Il ritorno in libertà, dopo oltre 10 anni di carcere, di Ahmed Douma, uno dei più importanti prigionieri di coscienza egiziani, è stato un evento molto importante.

Poeta, giornalista, protagonista della rivoluzione del 2011, Douma ha contribuito alla nascita dei più importanti movimenti egiziani di protesta di questo secolo, da “Kefaya” (“Ora basta”) alla Coalizione dei giovani rivoluzionari. Entrato in carcere nel 2013, era stato condannato all’ergastolo con pena ridotta a 15 anni per “i fatti del Consiglio dei ministri” (quando, nel dicembre 2011, le forze di sicurezza sgomberarono dopo tre settimane un sit-in di fronte alla sede del governo, dando vita a duri scontri con i manifestanti).

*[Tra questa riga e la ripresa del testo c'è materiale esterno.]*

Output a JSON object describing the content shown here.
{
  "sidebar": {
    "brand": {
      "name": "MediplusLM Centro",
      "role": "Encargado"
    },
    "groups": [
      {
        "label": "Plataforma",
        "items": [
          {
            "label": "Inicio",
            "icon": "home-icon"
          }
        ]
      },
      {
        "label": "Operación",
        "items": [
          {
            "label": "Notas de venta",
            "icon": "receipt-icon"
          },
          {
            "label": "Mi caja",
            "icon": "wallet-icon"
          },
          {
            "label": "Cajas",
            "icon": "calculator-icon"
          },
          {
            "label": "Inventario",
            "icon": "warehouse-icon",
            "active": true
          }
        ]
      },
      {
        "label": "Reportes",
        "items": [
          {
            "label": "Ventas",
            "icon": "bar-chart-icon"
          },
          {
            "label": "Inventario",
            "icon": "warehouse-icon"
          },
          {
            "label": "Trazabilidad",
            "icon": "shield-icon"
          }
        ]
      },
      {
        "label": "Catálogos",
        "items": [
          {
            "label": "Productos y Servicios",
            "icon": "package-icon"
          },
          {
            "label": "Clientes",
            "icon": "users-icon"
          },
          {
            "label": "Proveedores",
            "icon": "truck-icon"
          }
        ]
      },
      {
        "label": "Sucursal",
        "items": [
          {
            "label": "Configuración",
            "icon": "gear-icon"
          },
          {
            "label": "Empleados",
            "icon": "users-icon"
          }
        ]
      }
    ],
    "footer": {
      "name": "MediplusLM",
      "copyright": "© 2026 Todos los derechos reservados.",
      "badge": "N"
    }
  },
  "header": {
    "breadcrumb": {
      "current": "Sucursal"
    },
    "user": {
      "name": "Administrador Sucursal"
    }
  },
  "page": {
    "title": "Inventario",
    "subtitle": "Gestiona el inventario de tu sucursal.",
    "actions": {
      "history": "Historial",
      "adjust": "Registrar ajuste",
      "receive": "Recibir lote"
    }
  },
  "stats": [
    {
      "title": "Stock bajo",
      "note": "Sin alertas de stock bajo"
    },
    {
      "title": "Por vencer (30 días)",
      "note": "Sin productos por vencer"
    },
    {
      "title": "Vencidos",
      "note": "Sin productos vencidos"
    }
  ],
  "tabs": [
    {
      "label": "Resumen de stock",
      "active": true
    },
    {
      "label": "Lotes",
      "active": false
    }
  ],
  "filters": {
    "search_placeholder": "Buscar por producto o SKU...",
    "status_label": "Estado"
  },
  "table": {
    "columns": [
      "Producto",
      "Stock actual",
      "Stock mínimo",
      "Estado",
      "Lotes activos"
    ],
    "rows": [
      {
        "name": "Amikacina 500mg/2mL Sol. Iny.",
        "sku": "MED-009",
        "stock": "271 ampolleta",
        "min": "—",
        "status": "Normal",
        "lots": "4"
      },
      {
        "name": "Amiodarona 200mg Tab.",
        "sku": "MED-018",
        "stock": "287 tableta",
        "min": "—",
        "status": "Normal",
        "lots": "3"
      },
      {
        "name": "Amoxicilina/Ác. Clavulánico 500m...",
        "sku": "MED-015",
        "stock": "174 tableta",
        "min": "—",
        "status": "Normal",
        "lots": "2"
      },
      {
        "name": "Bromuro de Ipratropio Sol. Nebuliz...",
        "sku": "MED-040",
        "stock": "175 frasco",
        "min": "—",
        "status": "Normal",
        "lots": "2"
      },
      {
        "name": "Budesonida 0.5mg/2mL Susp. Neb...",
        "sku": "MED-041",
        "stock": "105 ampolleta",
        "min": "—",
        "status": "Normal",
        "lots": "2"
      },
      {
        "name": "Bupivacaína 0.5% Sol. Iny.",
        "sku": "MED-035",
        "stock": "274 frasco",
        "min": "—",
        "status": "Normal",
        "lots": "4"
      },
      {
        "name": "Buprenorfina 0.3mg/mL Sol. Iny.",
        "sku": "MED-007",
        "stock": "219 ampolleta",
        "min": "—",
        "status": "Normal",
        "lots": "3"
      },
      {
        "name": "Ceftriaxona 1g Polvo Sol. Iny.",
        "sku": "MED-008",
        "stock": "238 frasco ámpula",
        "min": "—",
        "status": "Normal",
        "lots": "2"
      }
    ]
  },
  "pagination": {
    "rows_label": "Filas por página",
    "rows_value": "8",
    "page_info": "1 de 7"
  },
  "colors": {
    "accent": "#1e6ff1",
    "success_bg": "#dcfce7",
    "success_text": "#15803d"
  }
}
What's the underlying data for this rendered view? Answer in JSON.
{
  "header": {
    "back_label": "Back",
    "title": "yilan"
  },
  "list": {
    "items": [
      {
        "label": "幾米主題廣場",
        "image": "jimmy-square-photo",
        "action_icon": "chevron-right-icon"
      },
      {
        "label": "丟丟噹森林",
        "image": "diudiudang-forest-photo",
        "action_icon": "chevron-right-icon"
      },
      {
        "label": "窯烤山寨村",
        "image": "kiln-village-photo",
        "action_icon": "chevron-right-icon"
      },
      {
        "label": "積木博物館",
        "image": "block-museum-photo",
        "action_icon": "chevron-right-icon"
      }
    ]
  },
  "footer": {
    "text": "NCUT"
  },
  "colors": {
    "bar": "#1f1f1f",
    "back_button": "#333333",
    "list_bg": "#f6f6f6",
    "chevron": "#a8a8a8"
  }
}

Douma è stato compagno di prigionia di Patrick Zaki, che lo definisce il suo mentore, e di Alaa Abd el-Fattah, il più importante prigioniero di coscienza, il “Gramsci d’Egitto”. Proprio quello scritto a quattro mani è il testo più straordinario dei “quaderni dal carcere” di Alaa (“Non siete stati ancora sconfitti, pubblicato in Italia da hopefulmonster).

È indubbio che in Egitto si stia muovendo qualcosa: il riattivato comitato presidenziale per la grazia ha raccomandato la scarcerazione di centinaia di prigionieri, tra i quali Patrick Zaki e Mohamed el-Baqer, l’avvocato di Alaa.

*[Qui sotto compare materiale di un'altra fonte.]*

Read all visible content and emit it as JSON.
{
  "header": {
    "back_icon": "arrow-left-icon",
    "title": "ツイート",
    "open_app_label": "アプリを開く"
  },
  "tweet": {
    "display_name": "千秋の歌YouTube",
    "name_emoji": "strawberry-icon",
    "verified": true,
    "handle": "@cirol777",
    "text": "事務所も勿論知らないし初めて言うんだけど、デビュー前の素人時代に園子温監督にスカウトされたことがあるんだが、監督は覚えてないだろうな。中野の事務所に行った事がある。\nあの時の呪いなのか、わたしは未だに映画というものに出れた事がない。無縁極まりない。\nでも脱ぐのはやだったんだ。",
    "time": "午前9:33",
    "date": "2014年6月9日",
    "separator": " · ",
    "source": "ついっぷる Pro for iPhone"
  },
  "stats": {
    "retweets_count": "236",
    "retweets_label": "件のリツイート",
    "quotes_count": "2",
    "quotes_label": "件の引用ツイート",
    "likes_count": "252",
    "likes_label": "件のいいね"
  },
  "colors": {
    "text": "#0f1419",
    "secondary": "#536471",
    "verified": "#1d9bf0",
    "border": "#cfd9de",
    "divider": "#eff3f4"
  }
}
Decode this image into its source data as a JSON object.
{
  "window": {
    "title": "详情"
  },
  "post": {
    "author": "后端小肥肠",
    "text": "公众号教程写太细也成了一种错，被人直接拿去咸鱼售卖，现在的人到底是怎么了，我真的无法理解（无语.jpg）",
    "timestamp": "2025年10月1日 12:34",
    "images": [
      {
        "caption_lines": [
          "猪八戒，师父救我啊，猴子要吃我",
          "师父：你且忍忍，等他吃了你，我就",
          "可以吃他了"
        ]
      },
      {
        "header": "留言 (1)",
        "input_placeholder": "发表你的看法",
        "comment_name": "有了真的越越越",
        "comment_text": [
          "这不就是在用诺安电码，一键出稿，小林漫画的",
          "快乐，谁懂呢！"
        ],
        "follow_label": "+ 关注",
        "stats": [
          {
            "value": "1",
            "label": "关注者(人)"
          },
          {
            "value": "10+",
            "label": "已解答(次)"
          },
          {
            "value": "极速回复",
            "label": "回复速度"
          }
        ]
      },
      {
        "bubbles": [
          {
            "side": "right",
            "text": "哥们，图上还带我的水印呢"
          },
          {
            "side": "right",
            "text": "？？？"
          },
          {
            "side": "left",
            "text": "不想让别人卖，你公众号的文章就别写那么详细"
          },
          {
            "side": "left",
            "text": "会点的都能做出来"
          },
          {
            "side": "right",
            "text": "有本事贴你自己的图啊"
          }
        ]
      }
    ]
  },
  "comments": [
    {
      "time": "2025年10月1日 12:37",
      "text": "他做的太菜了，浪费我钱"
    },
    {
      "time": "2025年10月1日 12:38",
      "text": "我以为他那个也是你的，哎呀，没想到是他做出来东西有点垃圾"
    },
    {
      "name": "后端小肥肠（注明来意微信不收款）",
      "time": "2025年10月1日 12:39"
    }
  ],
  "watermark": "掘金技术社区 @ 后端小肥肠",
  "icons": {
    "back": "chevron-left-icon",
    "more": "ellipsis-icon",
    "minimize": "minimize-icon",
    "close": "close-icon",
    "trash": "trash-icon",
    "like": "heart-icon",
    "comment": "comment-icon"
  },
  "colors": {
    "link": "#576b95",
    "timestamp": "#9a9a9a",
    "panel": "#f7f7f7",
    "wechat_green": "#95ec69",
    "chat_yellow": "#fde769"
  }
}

Ma è stato lo stesso Ahmed Douma, in una delle primissime dichiarazioni appena uscito dal carcere, a fare l’elenco (a braccio, quindi non esaustivo) di chi è ancora dentro: Abdel-Moneim Abul-Fotouh, Mohamed El-Qassas, Mohamed Adel, Ahmed Orabi, Mohamed Oxygen, Omar Ali, Hazem Abu Ismail, Hoda Abdel-Moneim, Marwa Arafa, Sherif El-Rouby, Yahya Ghazlan , Anas El-Beltagy, Aisha El-Shater. E, naturalmente, Alaa Abd el-Fattah.

Quando questi prigionieri di coscienza saranno, tutte e tutti, usciti dalle prigioni egiziane, forse il “decennio della vergogna” (la definizione è di Amnesty International) potrà dirsi concluso.